Not lacking in ego, stylist Raymond Loewy thought he could do better, but the brutish 1966 XKE he had made for his own use (which is still around and still very original) seems less heretical than his attempts to improve on the BMW 507 a few years previously. About the origami Guyson E12 roadster of the early 1970s the less said the better, other than to express surprise that the firm actually built two of them.
In some ways, Bertone's radical, Lamborghini Espada-like Pirana concept car from 1967 manages to get away with it, because its E-type underpinings are almost incidental to the concept of producing a Daily Telegraph colour supplement sponsored 'ideal' car.
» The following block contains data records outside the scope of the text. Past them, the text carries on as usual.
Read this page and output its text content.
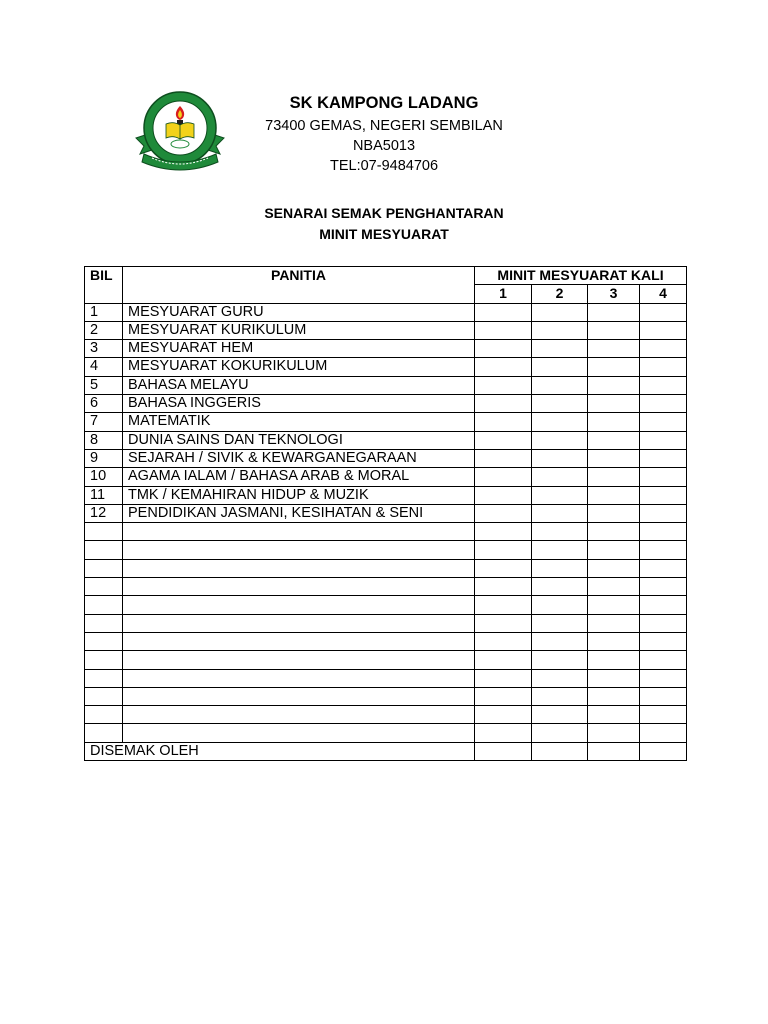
SK KAMPONG LADANG
73400 GEMAS, NEGERI SEMBILAN
NBA5013
TEL:07-9484706
SENARAI SEMAK PENGHANTARAN
MINIT MESYUARAT
BIL	PANITIA	MINIT MESYUARAT KALI			
		1	2	3	4
1	MESYUARAT GURU				
2	MESYUARAT KURIKULUM				
3	MESYUARAT HEM				
4	MESYUARAT KOKURIKULUM				
5	BAHASA MELAYU				
6	BAHASA INGGERIS				
7	MATEMATIK				
8	DUNIA SAINS DAN TEKNOLOGI				
9	SEJARAH / SIVIK & KEWARGANEGARAAN				
10	AGAMA IALAM / BAHASA ARAB & MORAL				
11	TMK / KEMAHIRAN HIDUP & MUZIK				
12	PENDIDIKAN JASMANI, KESIHATAN & SENI				

DISEMAK OLEH					
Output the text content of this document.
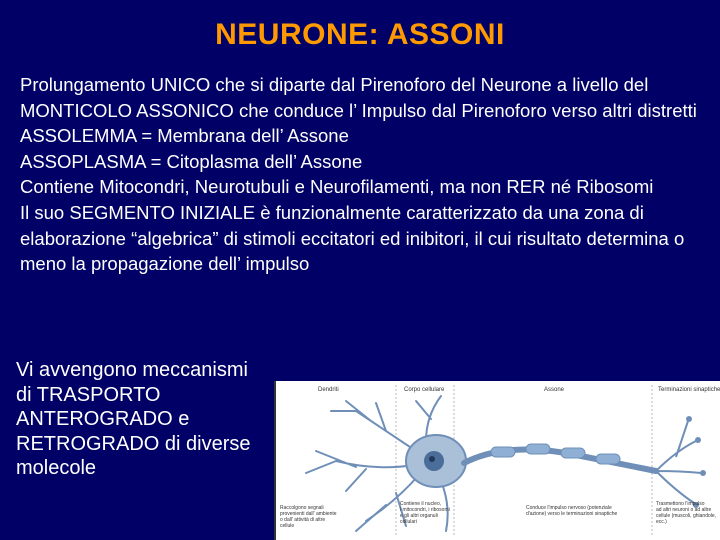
NEURONE: ASSONI
Prolungamento UNICO che si diparte dal Pirenoforo del Neurone a livello del MONTICOLO ASSONICO che conduce l’ Impulso dal Pirenoforo verso altri distretti
ASSOLEMMA = Membrana dell’ Assone
ASSOPLASMA = Citoplasma dell’ Assone
Contiene Mitocondri, Neurotubuli e Neurofilamenti, ma non RER né Ribosomi
Il suo SEGMENTO INIZIALE è funzionalmente caratterizzato da una zona di elaborazione “algebrica” di stimoli eccitatori ed inibitori, il cui risultato determina o meno la propagazione dell’ impulso
Vi avvengono meccanismi di TRASPORTO ANTEROGRADO e RETROGRADO di diverse molecole
Dendriti	Corpo cellulare	Assone	Terminazioni sinaptiche
Raccolgono segnali provenienti dall' ambiente o dall' attività di altre cellule
Contiene il nucleo, i mitocondri, i ribosomi e gli altri organuli cellulari
Conduce l'impulso nervoso (potenziale d'azione) verso le terminazioni sinaptiche
Trasmettono l'impulso ad altri neuroni o ad altre cellule (muscoli, ghiandole, ecc.)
Not so the Frua Jag of 1966. Still indisputably an E-type, albeit in a fussier, less harmonious form, it aroused very mixed feelings when shown at the Geneva Salon that year. Reworked details that appeared acceptable in isolation - mainly the heavy front bumpers and miniaturised MkX grille - looked like a false beard and dark glasses on a familiar face. Much less obvious was the fact that the altered bonnet was heavy enough to affect the handling at first, due to the patchwork of fabricated and brazed sections used to reshape it by Frua's coachbuilder, Italsuisse of Geneva.
The car was a useful 6in shorter than the original, although some of that advantage was lost to the boxy rear bumper, which framed the chunky tail-lights and protruded awkwardly from that previously shapely rump.